Very little work for the astronaut. Astronaut Eytan Stibbe on a tour of the Aleph Farms factory in preparation to the Rakia Mission | Photo: Noy Einav, Aleph Farms

The Food of the Future

Alongside the Rakia Mission experiment, Aleph Farms are already running full steam ahead with their next challenge - developing a system on a much larger scale which will be able to provide cultured steak to a team of four astronauts each week, throughout a three-year space mission. The company is developing this system in collaboration with the American food company Astreas. The joint development has already advanced to the second stage of the challenge posed by the American space agency NASA to develop food for deep space missions.

“This system will be several square meters in size and compatible with the size of long duration spaceships”, Tamari explains. “Our goal is for the system to internally recycle almost all the water used for the cultivation of the meat, such that it will require very few external resources. Additionally, it will enable the astronauts to be involved in the process and to select the seasoning and flavor of the meat. It also makes it possible to change the meat’s composition according to need, for example by adding certain vitamins to it or reducing the amount of saturated fat”.

Distant vision.

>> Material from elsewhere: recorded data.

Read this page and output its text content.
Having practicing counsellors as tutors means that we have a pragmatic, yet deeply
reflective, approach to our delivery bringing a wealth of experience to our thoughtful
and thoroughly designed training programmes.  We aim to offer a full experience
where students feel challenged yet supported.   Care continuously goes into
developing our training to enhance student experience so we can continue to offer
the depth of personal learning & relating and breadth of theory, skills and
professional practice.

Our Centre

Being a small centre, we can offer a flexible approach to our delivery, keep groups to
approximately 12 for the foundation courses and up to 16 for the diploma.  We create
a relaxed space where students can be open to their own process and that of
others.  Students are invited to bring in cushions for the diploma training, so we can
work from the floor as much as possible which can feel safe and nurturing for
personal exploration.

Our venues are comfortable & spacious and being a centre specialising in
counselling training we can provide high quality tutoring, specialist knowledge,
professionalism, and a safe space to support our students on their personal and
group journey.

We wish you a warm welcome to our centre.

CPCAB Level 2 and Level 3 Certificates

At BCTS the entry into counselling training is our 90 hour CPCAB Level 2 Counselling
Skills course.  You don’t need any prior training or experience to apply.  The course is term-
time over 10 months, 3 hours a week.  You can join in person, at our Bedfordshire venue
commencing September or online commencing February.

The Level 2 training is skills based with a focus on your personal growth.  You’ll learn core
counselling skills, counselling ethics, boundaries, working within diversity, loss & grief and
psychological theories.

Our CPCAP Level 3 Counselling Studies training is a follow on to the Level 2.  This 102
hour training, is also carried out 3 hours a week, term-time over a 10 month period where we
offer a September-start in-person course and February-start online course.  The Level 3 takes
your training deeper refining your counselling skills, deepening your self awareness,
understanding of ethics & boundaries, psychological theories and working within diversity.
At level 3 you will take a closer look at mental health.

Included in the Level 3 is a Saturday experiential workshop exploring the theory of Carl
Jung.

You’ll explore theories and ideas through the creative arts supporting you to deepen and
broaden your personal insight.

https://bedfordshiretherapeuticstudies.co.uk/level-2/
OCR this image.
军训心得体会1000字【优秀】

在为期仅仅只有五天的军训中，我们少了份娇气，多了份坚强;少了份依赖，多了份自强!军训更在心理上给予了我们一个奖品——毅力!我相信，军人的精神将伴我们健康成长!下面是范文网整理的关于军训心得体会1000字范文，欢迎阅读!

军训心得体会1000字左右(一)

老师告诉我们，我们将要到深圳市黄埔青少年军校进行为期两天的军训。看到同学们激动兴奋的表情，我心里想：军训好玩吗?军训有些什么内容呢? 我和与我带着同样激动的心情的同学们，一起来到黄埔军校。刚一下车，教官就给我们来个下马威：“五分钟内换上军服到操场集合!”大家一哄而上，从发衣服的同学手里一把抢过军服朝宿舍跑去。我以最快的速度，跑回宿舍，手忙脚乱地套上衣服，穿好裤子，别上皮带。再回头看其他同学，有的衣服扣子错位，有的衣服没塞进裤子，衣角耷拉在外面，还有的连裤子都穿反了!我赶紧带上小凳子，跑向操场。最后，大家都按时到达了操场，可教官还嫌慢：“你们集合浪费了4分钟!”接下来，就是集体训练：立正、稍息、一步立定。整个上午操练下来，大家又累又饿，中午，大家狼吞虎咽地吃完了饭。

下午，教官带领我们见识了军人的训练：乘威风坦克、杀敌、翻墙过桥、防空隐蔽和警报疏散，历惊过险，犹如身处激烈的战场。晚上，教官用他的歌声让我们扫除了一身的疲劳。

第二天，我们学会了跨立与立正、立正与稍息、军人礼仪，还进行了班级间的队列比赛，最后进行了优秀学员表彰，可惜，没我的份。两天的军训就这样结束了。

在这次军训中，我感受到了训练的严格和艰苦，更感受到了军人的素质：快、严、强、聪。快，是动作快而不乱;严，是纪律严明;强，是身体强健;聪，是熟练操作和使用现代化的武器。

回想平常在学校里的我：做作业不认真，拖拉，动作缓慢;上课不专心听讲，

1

Simulation of a meat cultivation farm on Mars using the technology currently being developed at the Technion and in Rehovot | Simulation: Aleph Farms

“The name of our company, Aleph, was chosen because it also means “Ox” in Hebrew, and the letter Aleph in ancient Hebrew was based on the drawing of an ox’s head”, explains Tamari. “The first letter symbolizes leadership and a pioneering spirit, and that is our goal: To be pioneers and leaders in the cultured meat market and to use it to improve life on Earth, and enable people to receive quality nutrition at any time, wherever they travel”.